What's an additional VIA among friends, anyhow?


Top
 Profile  
Reply with quote  
 Post subject: Re: 24-bit CFA ?
PostPosted: Fri Nov 28, 2014 3:39 pm 
Offline
User avatar

Joined: Fri Dec 11, 2009 3:50 pm
Posts: 3343
Location: Ontario, Canada
Rob Finch wrote:
So I guess that 32 bit addressing is the way to go for a larger code space.
32 is a lot. If I were doing it I'd use only 16 bits actually stored in memory, but with an implied scale. After the 16 bits get fetched, shift 'em left and stick some zeros on the right.
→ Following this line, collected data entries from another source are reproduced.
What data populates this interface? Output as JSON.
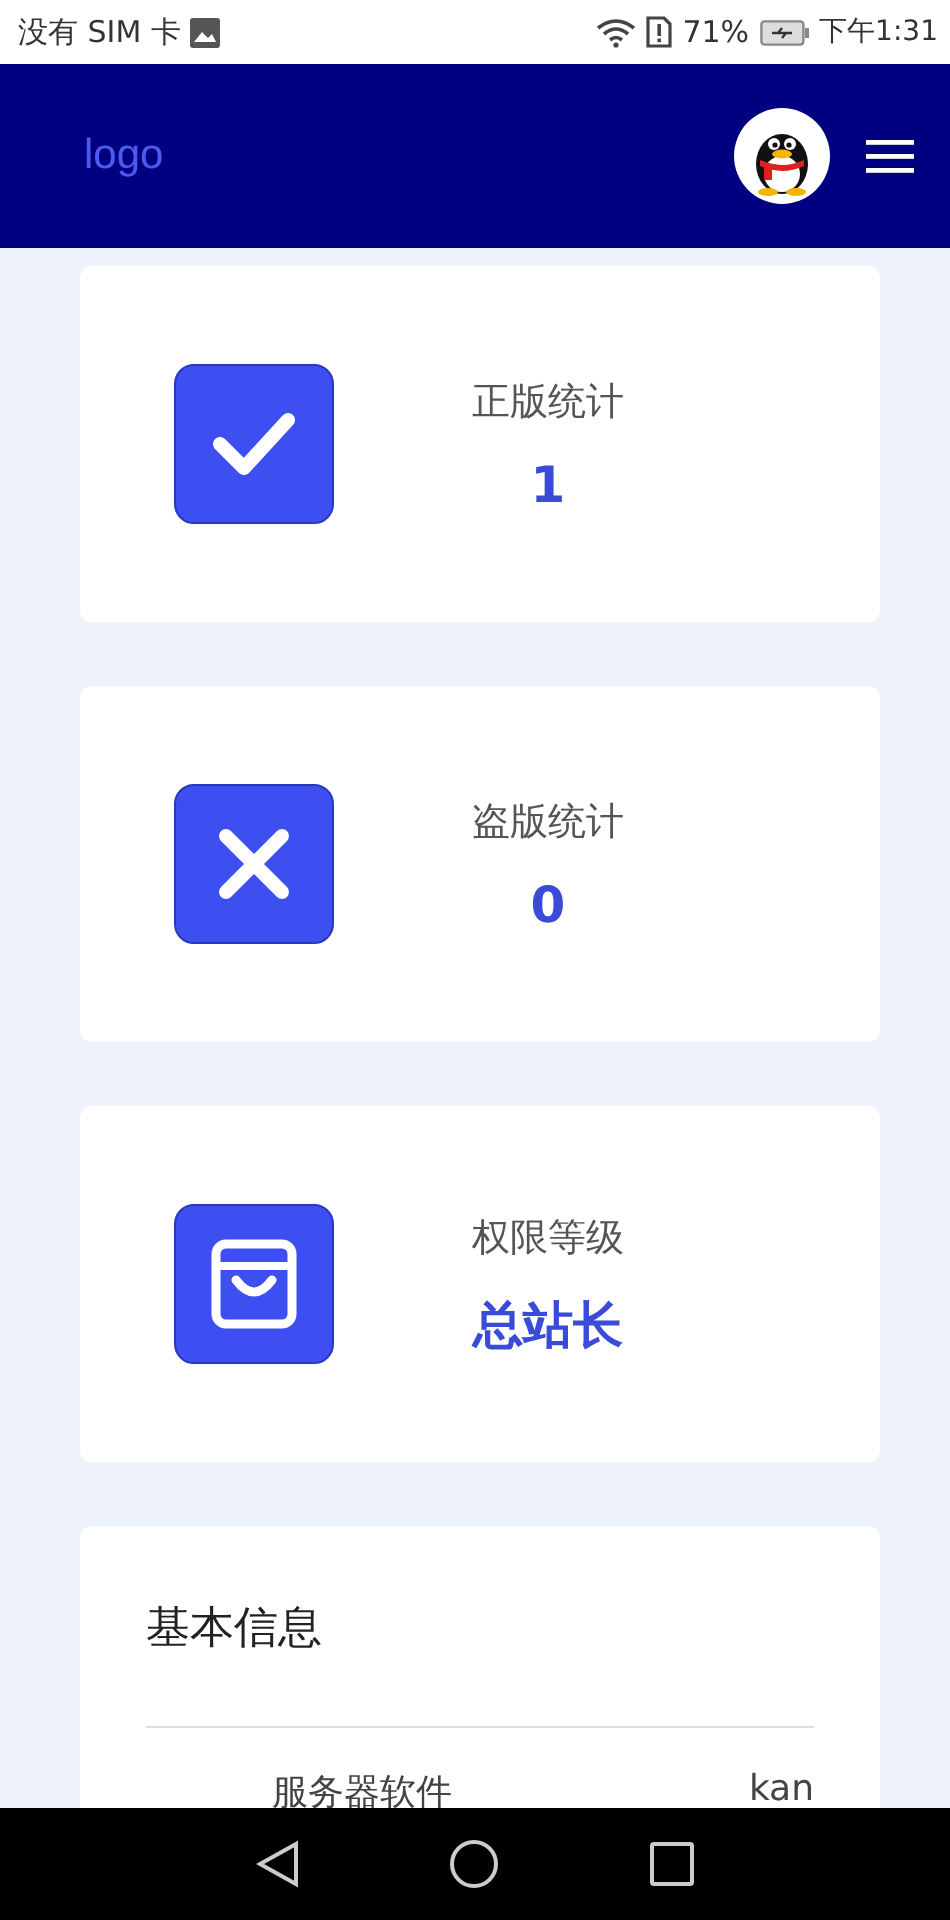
{
  "status_bar": {
    "carrier": "没有 SIM 卡",
    "battery": "71%",
    "time": "下午1:31"
  },
  "header": {
    "logo": "logo"
  },
  "stats": [
    {
      "kind": "check",
      "label": "正版统计",
      "value": "1"
    },
    {
      "kind": "cross",
      "label": "盗版统计",
      "value": "0"
    },
    {
      "kind": "bag",
      "label": "权限等级",
      "value": "总站长"
    }
  ],
  "info": {
    "title": "基本信息",
    "rows": [
      {
        "label": "服务器软件",
        "value": "kan"
      }
    ]
  }
}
If we shift 4 places, say, then we've multiplied the code space by 16 (now 1 MB), at the cost of requiring every entry point to be aligned to a 16-byte boundary. Minor downside: that results in about 8 bytes of wasted code space at the end of every routine.
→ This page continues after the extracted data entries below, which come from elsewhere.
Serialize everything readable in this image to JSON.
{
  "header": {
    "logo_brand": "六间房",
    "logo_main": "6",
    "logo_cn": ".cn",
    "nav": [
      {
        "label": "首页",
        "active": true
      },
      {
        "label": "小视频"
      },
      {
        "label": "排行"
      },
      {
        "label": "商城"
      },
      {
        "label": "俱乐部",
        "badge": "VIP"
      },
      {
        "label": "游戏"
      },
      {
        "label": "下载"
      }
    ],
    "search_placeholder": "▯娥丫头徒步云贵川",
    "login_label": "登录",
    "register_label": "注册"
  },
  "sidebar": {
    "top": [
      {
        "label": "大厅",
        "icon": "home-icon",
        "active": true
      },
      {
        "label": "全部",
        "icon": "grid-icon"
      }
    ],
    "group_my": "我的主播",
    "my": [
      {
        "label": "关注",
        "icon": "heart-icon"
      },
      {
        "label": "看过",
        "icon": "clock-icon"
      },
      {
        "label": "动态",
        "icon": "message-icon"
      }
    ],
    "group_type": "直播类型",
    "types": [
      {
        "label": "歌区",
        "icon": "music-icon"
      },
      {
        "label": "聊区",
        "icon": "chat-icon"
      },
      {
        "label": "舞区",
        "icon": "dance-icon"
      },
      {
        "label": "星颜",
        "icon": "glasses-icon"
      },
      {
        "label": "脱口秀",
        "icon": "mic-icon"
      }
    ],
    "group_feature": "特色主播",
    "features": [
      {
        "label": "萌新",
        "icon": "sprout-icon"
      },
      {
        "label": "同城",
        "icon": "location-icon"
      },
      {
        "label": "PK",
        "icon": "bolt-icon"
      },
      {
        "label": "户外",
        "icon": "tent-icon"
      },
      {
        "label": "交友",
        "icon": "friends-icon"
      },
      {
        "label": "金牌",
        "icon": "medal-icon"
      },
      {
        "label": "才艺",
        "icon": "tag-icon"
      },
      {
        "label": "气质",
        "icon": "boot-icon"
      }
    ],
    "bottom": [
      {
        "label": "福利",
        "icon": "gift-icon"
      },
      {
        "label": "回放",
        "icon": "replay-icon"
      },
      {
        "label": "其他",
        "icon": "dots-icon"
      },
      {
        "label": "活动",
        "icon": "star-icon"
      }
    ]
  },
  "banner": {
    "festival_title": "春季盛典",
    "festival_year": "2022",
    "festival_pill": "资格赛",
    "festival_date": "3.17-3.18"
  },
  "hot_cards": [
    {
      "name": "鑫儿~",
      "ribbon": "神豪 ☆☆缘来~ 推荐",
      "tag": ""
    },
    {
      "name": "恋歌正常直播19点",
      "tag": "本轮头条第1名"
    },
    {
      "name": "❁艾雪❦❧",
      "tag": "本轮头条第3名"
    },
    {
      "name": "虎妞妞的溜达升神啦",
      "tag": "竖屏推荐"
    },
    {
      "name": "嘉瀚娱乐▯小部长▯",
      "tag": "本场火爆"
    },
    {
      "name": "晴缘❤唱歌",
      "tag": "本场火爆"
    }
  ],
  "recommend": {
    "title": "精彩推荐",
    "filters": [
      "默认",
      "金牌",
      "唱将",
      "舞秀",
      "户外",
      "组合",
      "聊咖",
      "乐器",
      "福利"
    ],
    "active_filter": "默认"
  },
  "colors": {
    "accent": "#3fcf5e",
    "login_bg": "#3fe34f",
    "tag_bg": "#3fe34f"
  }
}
I'm no fan of wasting RAM but the loss is largely reversed because tokens are 16-bit, not 32. And 16-bit tokens are faster to fetch, so the performance implications are significant. :!:

It was arbitrary to suggest four as the number of shifts -- and it makes my scheme reminiscent of x86 real-mode addressing. But I'm not advocating segmentation (and the necessary use of two registers); instead there'd be one, 32-bit IP register inside the core. The wrinkle is that, when it loads from memory, the ms 12 bits and the ls 4 bits of the IP register load as zeros.
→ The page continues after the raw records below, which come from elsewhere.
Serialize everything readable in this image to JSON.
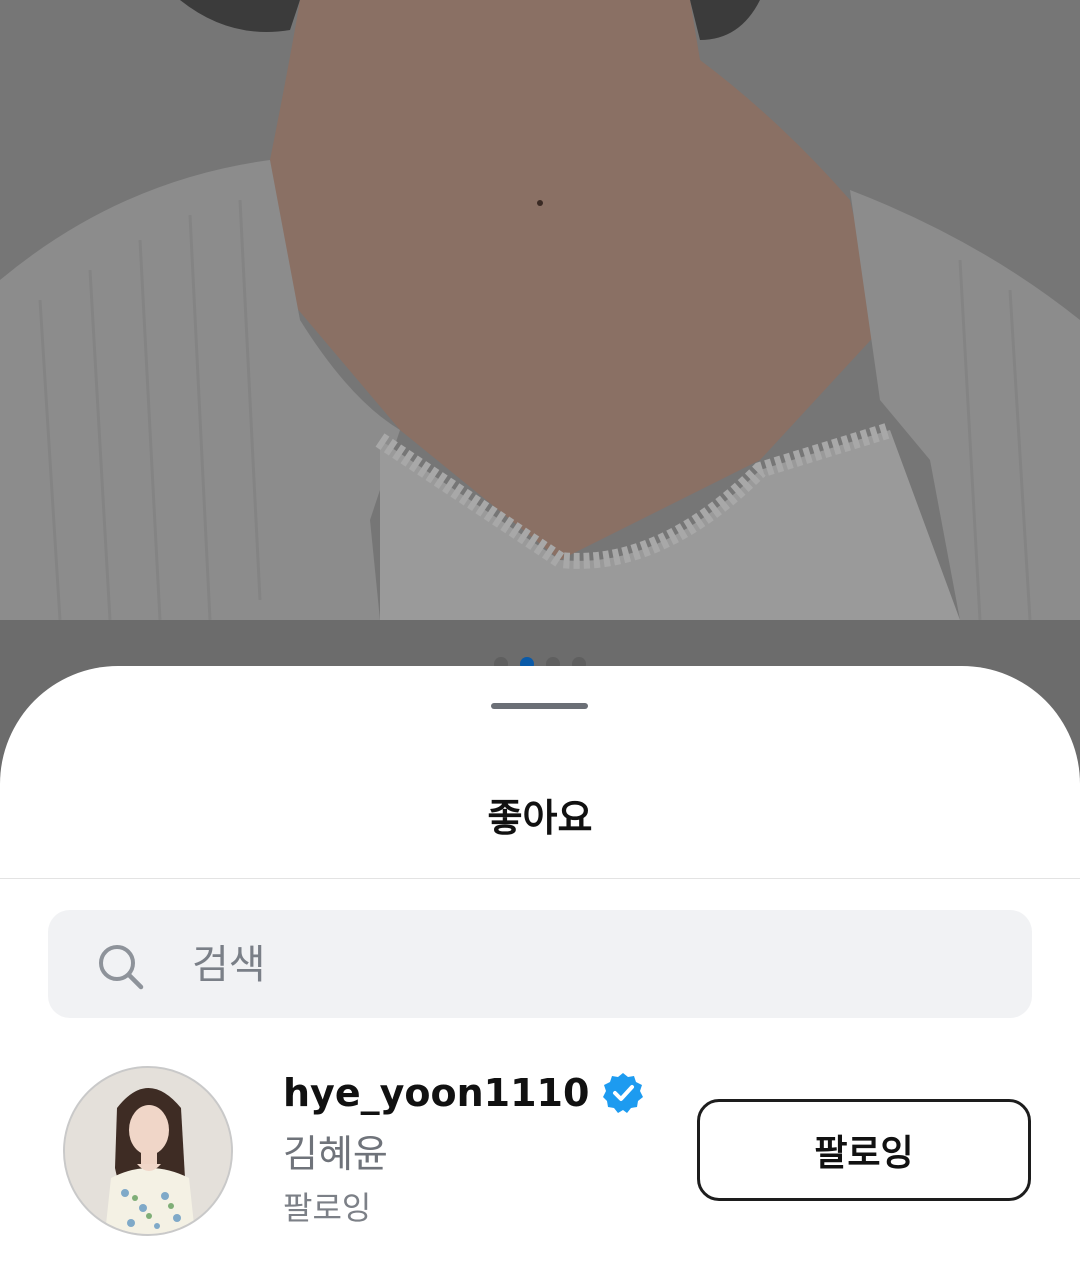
{
  "sheet": {
    "title": "좋아요"
  },
  "carousel": {
    "dot_count": 4,
    "active_index": 1,
    "active_color": "#0a5aa8"
  },
  "search": {
    "placeholder": "검색",
    "value": "",
    "icon": "search-icon"
  },
  "likes": [
    {
      "username": "hye_yoon1110",
      "verified": true,
      "full_name": "김혜윤",
      "relationship": "팔로잉",
      "button_label": "팔로잉"
    }
  ],
  "colors": {
    "verified_blue": "#1d9bf0",
    "sheet_bg": "#ffffff",
    "search_bg": "#f1f2f4"
  }
}
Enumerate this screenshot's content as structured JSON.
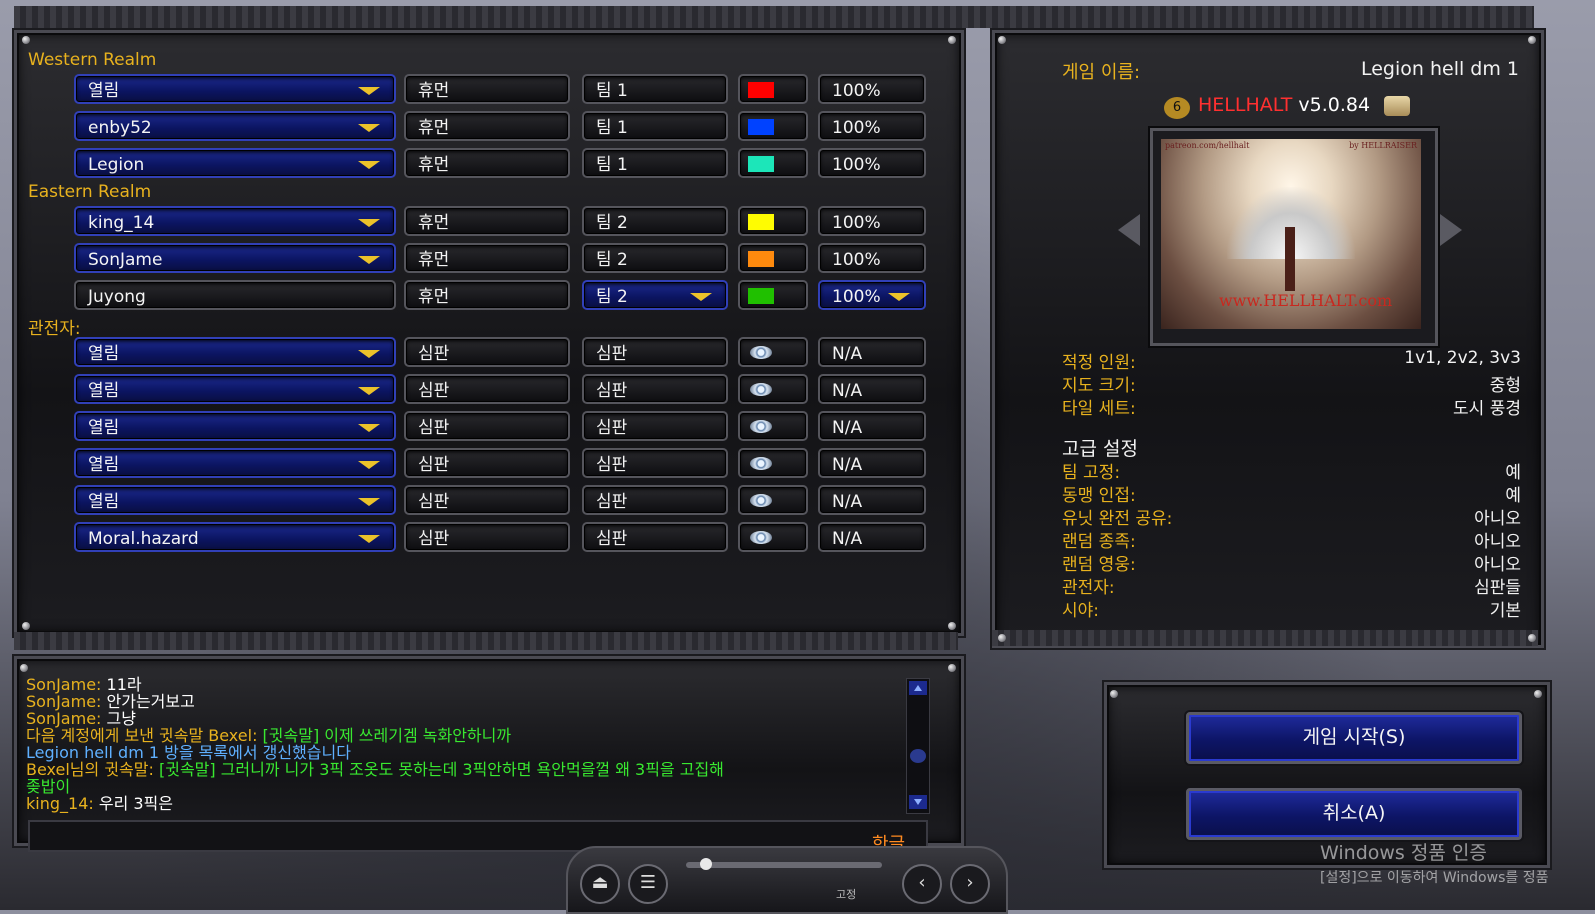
{
  "teams": [
    {
      "header": "Western Realm",
      "players": [
        {
          "name": "열림",
          "race": "휴먼",
          "team": "팀 1",
          "color": "#ff0000",
          "handicap": "100%",
          "editable": false
        },
        {
          "name": "enby52",
          "race": "휴먼",
          "team": "팀 1",
          "color": "#0042ff",
          "handicap": "100%",
          "editable": false
        },
        {
          "name": "Legion",
          "race": "휴먼",
          "team": "팀 1",
          "color": "#1ce6b9",
          "handicap": "100%",
          "editable": false
        }
      ]
    },
    {
      "header": "Eastern Realm",
      "players": [
        {
          "name": "king_14",
          "race": "휴먼",
          "team": "팀 2",
          "color": "#fffc01",
          "handicap": "100%",
          "editable": false
        },
        {
          "name": "SonJame",
          "race": "휴먼",
          "team": "팀 2",
          "color": "#fe8a0e",
          "handicap": "100%",
          "editable": false
        },
        {
          "name": "Juyong",
          "race": "휴먼",
          "team": "팀 2",
          "color": "#20c000",
          "handicap": "100%",
          "editable": true
        }
      ]
    }
  ],
  "observers": {
    "header": "관전자:",
    "players": [
      {
        "name": "열림",
        "race": "심판",
        "team": "심판",
        "handicap": "N/A"
      },
      {
        "name": "열림",
        "race": "심판",
        "team": "심판",
        "handicap": "N/A"
      },
      {
        "name": "열림",
        "race": "심판",
        "team": "심판",
        "handicap": "N/A"
      },
      {
        "name": "열림",
        "race": "심판",
        "team": "심판",
        "handicap": "N/A"
      },
      {
        "name": "열림",
        "race": "심판",
        "team": "심판",
        "handicap": "N/A"
      },
      {
        "name": "Moral.hazard",
        "race": "심판",
        "team": "심판",
        "handicap": "N/A"
      }
    ]
  },
  "game_info": {
    "name_label": "게임 이름:",
    "name_value": "Legion hell dm 1",
    "map_title": "HELLHALT",
    "map_version": "v5.0.84",
    "map_badge": "6",
    "preview_top_left": "patreon.com/hellhalt",
    "preview_top_right": "by HELLRAISER",
    "preview_logo": "www.HELLHALT.com",
    "details": [
      {
        "label": "적정 인원:",
        "value": "1v1, 2v2, 3v3"
      },
      {
        "label": "지도 크기:",
        "value": "중형"
      },
      {
        "label": "타일 세트:",
        "value": "도시 풍경"
      }
    ],
    "advanced_header": "고급 설정",
    "advanced": [
      {
        "label": "팀 고정:",
        "value": "예"
      },
      {
        "label": "동맹 인접:",
        "value": "예"
      },
      {
        "label": "유닛 완전 공유:",
        "value": "아니오"
      },
      {
        "label": "랜덤 종족:",
        "value": "아니오"
      },
      {
        "label": "랜덤 영웅:",
        "value": "아니오"
      },
      {
        "label": "관전자:",
        "value": "심판들"
      },
      {
        "label": "시야:",
        "value": "기본"
      }
    ]
  },
  "chat": [
    {
      "speaker": "SonJame:",
      "text": " 11라",
      "speaker_color": "#e8b21e",
      "text_color": "#ffffff"
    },
    {
      "speaker": "SonJame:",
      "text": " 안가는거보고",
      "speaker_color": "#e8b21e",
      "text_color": "#ffffff"
    },
    {
      "speaker": "SonJame:",
      "text": " 그냥",
      "speaker_color": "#e8b21e",
      "text_color": "#ffffff"
    },
    {
      "speaker": "다음 계정에게 보낸 귓속말 Bexel:",
      "text": " [귓속말] 이제 쓰레기겜 녹화안하니까",
      "speaker_color": "#e8b21e",
      "text_color": "#39e830"
    },
    {
      "speaker": "",
      "text": "Legion hell dm 1 방을 목록에서 갱신했습니다",
      "speaker_color": "#e8b21e",
      "text_color": "#5fb0ff"
    },
    {
      "speaker": "Bexel님의 귓속말:",
      "text": " [귓속말] 그러니까 니가 3픽 조옷도 못하는데 3픽안하면 욕안먹을껄 왜 3픽을 고집해",
      "speaker_color": "#e8b21e",
      "text_color": "#39e830"
    },
    {
      "speaker": "",
      "text": "좆밥이",
      "speaker_color": "#e8b21e",
      "text_color": "#39e830"
    },
    {
      "speaker": "king_14:",
      "text": " 우리 3픽은",
      "speaker_color": "#e8b21e",
      "text_color": "#ffffff"
    }
  ],
  "chat_input": {
    "lang_indicator": "한글"
  },
  "buttons": {
    "start": "게임 시작(S)",
    "cancel": "취소(A)"
  },
  "taskbar": {
    "lock_label": "고정"
  },
  "watermark": {
    "line1": "Windows 정품 인증",
    "line2": "[설정]으로 이동하여 Windows를 정품"
  },
  "icons": {
    "dropdown": "chevron-down-icon",
    "observer": "eye-icon",
    "scroll_up": "arrow-up-icon",
    "scroll_down": "arrow-down-icon",
    "eject": "eject-icon",
    "menu": "menu-icon",
    "prev": "chevron-left-icon",
    "next": "chevron-right-icon"
  }
}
Four was an arbitrary choice, and other shift values bear consideration. Some scenarios would benefit best from a one-bit shift, or perhaps three. So that's a matter for debate. Or...

The necessity to define the shift (to have it "cast in stone") can be avoided if the shift is determined by a configuration register. (Yes a creeping feature but it needn't be over the top. Maybe allow only two options, say 0- or 4-bit shifting, if the core size is constrained. A fancier core would have a fancier configuration register, and offer, say, 0-, 2-, 4- or 6-bit shifting... ) Anyway I'd hesitate to blow the token size up to 32 bits.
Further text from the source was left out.